CCTV news:

In order to do a good job in the normal monitoring and assistance of rural low-income population, further improve the accuracy and timeliness of assistance, and effectively prevent and resolve the risk of poverty due to illness, the National Medical Insurance Bureau and relevant departments issued the "About Resolute Keep the bottom line of preventing large-scale return to poverty and improve the long-term mechanism for preventing and resolving poverty due to illness.

  The "Notice" specifies specific requirements such as ensuring that all should be guaranteed, steadily promoting policy convergence, strengthening risk early warning and monitoring, implementing comprehensive assistance on a regular basis, strengthening departmental work coordination and information sharing, etc. "Board and risk prevention", and make overall arrangements for firmly guarding the bottom line of preventing large-scale return to poverty due to illness.

  The "Notice" requires that the comprehensive protection of the triple system of basic medical insurance, serious illness medical insurance, and medical assistance be implemented in an overall manner, and the classified assistance policy be implemented according to the category of their difficult status.

For those whose expenses are still relatively heavy after being guaranteed by the triple system, the departmental linkage assistance responsibility shall be clarified.

The medical insurance departments in various places promptly push the information on the burden of patients' expenses to the big data platform for monitoring the prevention of returning to poverty at the same level. Donations and other assistance measures to ensure the basic life of patients with high expenses among the poor.

  The "Notice" aims at the bottom-line task of "insurance should be guaranteed", requiring that the insurance participation rate of low-income rural population and poverty-stricken population in all regions should not be lower than 99%, and requires improving the accuracy of subsidy insurance policies, standardizing insurance participation management services, and promoting the convergence of subsidy policies .

  According to monitoring, since 2021, the insurance participation rate of the rural low-income population and the population out of poverty has stabilized at more than 99%, basically achieving all coverage.

Under the comprehensive protection of the triple system, the level of hospitalization reimbursement for the rural low-income population has a smooth transition, and the treatment should be enjoyed to the fullest.

  The "Notice" clarifies that during the transition period, fixed-rate subsidies will be given to the needy people who are included in the scope of monitoring to prevent returning to poverty due to illness; to guide areas severely affected by the new crown pneumonia epidemic to provide medical assistance to those who are unable to pay the medical insurance premiums for urban and rural residents who are in trouble due to the epidemic and illness Temporary funding for marginalized groups.

Encourage localities to explore ways to help rural low-income populations participate in insurance and pay fees through charitable assistance, public welfare donations, village collective economic income, or asset income from poverty alleviation projects, and take active measures to increase the willingness of the masses to participate in insurance.

  To prevent patients from returning to poverty due to high medical expenses, it is necessary to improve the monitoring and early warning mechanism for preventing and resolving poverty due to illness.

The "Notice" requires that monitoring and early warning of patients with high medical expenses should be done well to ensure early detection, early intervention, and early resolution of risks.
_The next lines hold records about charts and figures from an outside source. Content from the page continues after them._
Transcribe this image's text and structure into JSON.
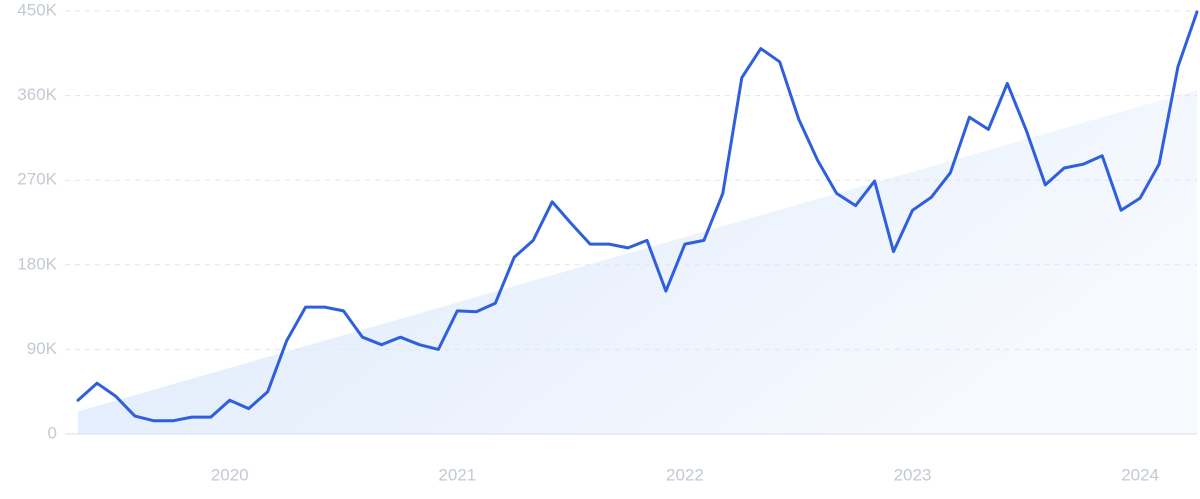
{
  "chart_data": {
    "type": "line",
    "categories": [
      null,
      null,
      null,
      null,
      null,
      null,
      null,
      null,
      "2020",
      null,
      null,
      null,
      null,
      null,
      null,
      null,
      null,
      null,
      null,
      null,
      "2021",
      null,
      null,
      null,
      null,
      null,
      null,
      null,
      null,
      null,
      null,
      null,
      "2022",
      null,
      null,
      null,
      null,
      null,
      null,
      null,
      null,
      null,
      null,
      null,
      "2023",
      null,
      null,
      null,
      null,
      null,
      null,
      null,
      null,
      null,
      null,
      null,
      "2024",
      null,
      null,
      null
    ],
    "series": [
      {
        "color": "#2f5fdd",
        "values": [
          36000,
          54000,
          40000,
          19000,
          14000,
          14000,
          18000,
          18000,
          36000,
          27000,
          45000,
          99000,
          135000,
          135000,
          131000,
          103000,
          95000,
          103000,
          95000,
          90000,
          131000,
          130000,
          139000,
          188000,
          206000,
          247000,
          224000,
          202000,
          202000,
          198000,
          206000,
          152000,
          202000,
          206000,
          256000,
          379000,
          410000,
          396000,
          335000,
          291000,
          256000,
          243000,
          269000,
          194000,
          238000,
          252000,
          278000,
          337000,
          324000,
          373000,
          323000,
          265000,
          283000,
          287000,
          296000,
          238000,
          251000,
          287000,
          391000,
          449000
        ]
      }
    ],
    "trend": {
      "color": "#dbe8fb",
      "values": [
        24000,
        366000
      ]
    },
    "ylim": [
      0,
      450000
    ],
    "yticks": [
      0,
      {
        "value": 90000,
        "label": "90K"
      },
      {
        "value": 180000,
        "label": "180K"
      },
      {
        "value": 270000,
        "label": "270K"
      },
      {
        "value": 360000,
        "label": "360K"
      },
      {
        "value": 450000,
        "label": "450K"
      }
    ],
    "grid": true
  }
}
  The "Notice" proposes to rely on the national unified medical insurance information platform to guide all regions to do a good job in the monitoring of patients with high cost burden among the rural low-income population and those out of poverty, and encourage qualified places to expand the scope of high cost burden monitoring to cover all insurance participants people.

  Clearly take the overall planning area as the unit, refer to a certain proportion of the per capita disposable income of local residents in the previous year, and set the monitoring threshold reasonably by category. By dynamically tracking the patient's enjoyment of medical insurance benefits, personal expense burden, and medical service utilization, etc., timely discover and push risk information.